Sudut Pandang 𝗟𝗶𝘁𝘂𝗿𝗴𝗶: 𝗕𝗲𝗿𝗺𝗮𝘁𝗿𝗮 𝗞𝗼𝗺𝘂𝗻𝗮𝗹, 𝗯𝘂𝗸𝗮𝗻 𝗜𝗻𝗱𝗶𝘃𝗶𝗱𝘂𝗮𝗹

Sudut Pandang 𝗟𝗶𝘁𝘂𝗿𝗴𝗶: 𝗕𝗲𝗿𝗺𝗮𝘁𝗿𝗮 𝗞𝗼𝗺𝘂𝗻𝗮𝗹, 𝗯𝘂𝗸𝗮𝗻 𝗜𝗻𝗱𝗶𝘃𝗶𝗱𝘂𝗮𝗹

Dalam kitab-kitab Perjanjian Lama (PL) kata liturgi baru digunakan pada abad ke-2 SZB ketika PL Ibrani diterjemahkan ke bahasa Grika atau yang dikenal dengan 𝘚𝘦𝘱𝘵𝘶𝘢𝘨𝘪𝘯𝘵𝘢 alias LXX. Liturgi dalam PL bermakna kultis.

Ada beberapa variasi kata liturgi dalam PL. Kata 𝘭𝘦𝘪𝘵𝘰𝘶𝘳𝘨𝘪𝘢 dalam PL merujuk pelayanan ibadah para imam atau kaum Lewi di Bait Allah. Tindakan kultis umat diungkapkan dengan istilah 𝘭𝘢𝘵𝘳𝘦𝘪𝘢 (penyembahan). Kata 𝘭𝘦𝘪𝘵𝘰𝘶𝘳𝘨𝘪𝘬𝘰𝘴 merujuk peralatan ibadah. Kata 𝘭𝘦𝘪𝘵𝘰𝘶𝘳𝘨𝘰𝘴 bermakna pelayan ibadah atau pelayan dalam arti umum.

Dalam kitab-kitab Perjanjian Baru (PB) makna kata liturgi baik kata benda 𝘭𝘦𝘪𝘵𝘰𝘶𝘳𝘨𝘪𝘢 maupun kata kerja 𝘭𝘦𝘪𝘵𝘰𝘶𝘳𝘨𝘦𝘪𝘯 ber-evolusi. Dalam Injil Lukas 1:23 l 𝘭𝘦𝘪𝘵𝘰𝘶𝘳𝘨𝘪𝘢 masih bermakna kultis atau pelayanan imam PL.

Surat Ibrani paling banyak menggunakan kedua kata itu (lih. Ibr. 8:6; 9:21; 10:11). Petulis Surat Ibrani memaknai 𝘭𝘦𝘪𝘵𝘰𝘶𝘳𝘨𝘪𝘢 dan 𝘭𝘦𝘪𝘵𝘰𝘶𝘳𝘨𝘦𝘪𝘯 sama sekali baru. Petulis Surat Ibrani memakai 𝘭𝘦𝘪𝘵𝘰𝘶𝘳𝘨𝘪𝘢 untuk menjelaskan makna imamat Yesus Kristus sebagai satu-satunya imamat PB untuk mengganti imamat PL. Kristus satu-satunya pelayan (𝘭𝘦𝘪𝘵𝘰𝘶𝘳𝘨𝘰𝘴), tempat kudus, dan kemah sejati (bdk.
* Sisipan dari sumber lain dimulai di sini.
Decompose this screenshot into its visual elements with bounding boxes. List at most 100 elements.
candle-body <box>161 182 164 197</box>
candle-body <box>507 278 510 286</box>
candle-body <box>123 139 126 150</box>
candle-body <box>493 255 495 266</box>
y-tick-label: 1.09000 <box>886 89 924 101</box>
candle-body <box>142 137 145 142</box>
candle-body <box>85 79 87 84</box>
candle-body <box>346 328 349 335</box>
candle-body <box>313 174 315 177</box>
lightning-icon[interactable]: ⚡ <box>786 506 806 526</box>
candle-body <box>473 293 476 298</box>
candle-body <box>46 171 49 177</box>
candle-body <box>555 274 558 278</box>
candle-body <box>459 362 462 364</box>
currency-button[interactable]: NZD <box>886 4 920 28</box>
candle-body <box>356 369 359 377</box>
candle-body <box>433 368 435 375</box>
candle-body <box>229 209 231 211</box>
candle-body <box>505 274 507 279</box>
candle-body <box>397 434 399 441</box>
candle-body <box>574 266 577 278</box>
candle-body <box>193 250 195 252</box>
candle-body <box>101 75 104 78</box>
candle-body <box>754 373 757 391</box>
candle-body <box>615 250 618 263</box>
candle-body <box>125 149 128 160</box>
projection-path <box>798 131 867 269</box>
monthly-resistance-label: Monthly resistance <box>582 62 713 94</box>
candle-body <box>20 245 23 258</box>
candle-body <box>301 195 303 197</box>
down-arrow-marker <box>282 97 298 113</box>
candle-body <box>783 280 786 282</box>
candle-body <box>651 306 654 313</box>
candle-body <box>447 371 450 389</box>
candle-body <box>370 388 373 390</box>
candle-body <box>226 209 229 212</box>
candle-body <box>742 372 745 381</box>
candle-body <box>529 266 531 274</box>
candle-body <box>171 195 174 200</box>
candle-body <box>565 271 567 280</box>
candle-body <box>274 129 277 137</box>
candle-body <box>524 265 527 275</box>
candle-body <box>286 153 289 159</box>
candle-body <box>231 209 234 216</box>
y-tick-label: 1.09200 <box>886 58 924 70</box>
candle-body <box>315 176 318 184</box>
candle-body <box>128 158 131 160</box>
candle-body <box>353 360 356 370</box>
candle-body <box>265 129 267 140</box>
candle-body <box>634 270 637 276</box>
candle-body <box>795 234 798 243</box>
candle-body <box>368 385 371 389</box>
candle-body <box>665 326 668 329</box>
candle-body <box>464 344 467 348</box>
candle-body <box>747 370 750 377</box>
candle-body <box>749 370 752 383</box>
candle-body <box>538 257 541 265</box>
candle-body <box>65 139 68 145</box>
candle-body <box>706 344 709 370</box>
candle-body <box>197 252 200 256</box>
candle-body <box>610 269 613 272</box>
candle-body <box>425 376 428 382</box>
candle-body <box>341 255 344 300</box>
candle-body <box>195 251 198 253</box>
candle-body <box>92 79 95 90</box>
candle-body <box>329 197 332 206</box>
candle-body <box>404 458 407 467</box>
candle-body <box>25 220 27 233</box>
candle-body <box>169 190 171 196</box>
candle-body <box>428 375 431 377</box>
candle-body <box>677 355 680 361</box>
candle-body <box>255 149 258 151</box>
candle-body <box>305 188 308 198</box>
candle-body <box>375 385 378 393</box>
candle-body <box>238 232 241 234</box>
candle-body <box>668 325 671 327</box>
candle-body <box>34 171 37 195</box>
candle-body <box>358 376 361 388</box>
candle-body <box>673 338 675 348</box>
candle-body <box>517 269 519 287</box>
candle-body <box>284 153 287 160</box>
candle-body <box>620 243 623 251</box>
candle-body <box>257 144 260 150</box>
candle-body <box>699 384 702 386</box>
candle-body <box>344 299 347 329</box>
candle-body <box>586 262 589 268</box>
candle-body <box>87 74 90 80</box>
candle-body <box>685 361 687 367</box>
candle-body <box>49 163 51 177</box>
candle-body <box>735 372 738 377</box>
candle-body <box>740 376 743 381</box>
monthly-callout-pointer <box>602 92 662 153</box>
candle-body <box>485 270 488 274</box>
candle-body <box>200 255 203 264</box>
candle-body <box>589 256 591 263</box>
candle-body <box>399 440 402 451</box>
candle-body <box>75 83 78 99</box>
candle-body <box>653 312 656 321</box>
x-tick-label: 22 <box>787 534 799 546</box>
Ibr. 8:2).

Dalam kitab-kitab PB yang lain kata 𝘭𝘦𝘪𝘵𝘰𝘶𝘳𝘨𝘪𝘢 dan 𝘭𝘦𝘪𝘵𝘰𝘶𝘳𝘨𝘦𝘪𝘯 bermakna berbeda-beda. 
▶️ Kisah Para Rasul 13:2: Kata 𝘭𝘦𝘪𝘵𝘰𝘶𝘳𝘨𝘦𝘪𝘯 merujuk ibadah atau doa kristiani. 
▶️ Roma 15:16: Paulus disebut pelayan (𝘭𝘦𝘪𝘵𝘰𝘶𝘳𝘨𝘰𝘴) Yesus Kristus melalui pemberitaan Injil.
▶️ Roma 15:27 dan 2Korintus 9:12: Kata 𝘭𝘦𝘪𝘵𝘰𝘶𝘳𝘨𝘪𝘢 bermakna sumbangan, tindakan amal kasih kepada saudara-saudara seiman di tempat lain.
▶️ Filipi 2:25, 30, Roma 13:6, dan Ibrani 1:7: Kata 𝘭𝘦𝘪𝘵𝘰𝘶𝘳𝘨𝘦𝘪𝘯 bermakna melayani dalam arti umum.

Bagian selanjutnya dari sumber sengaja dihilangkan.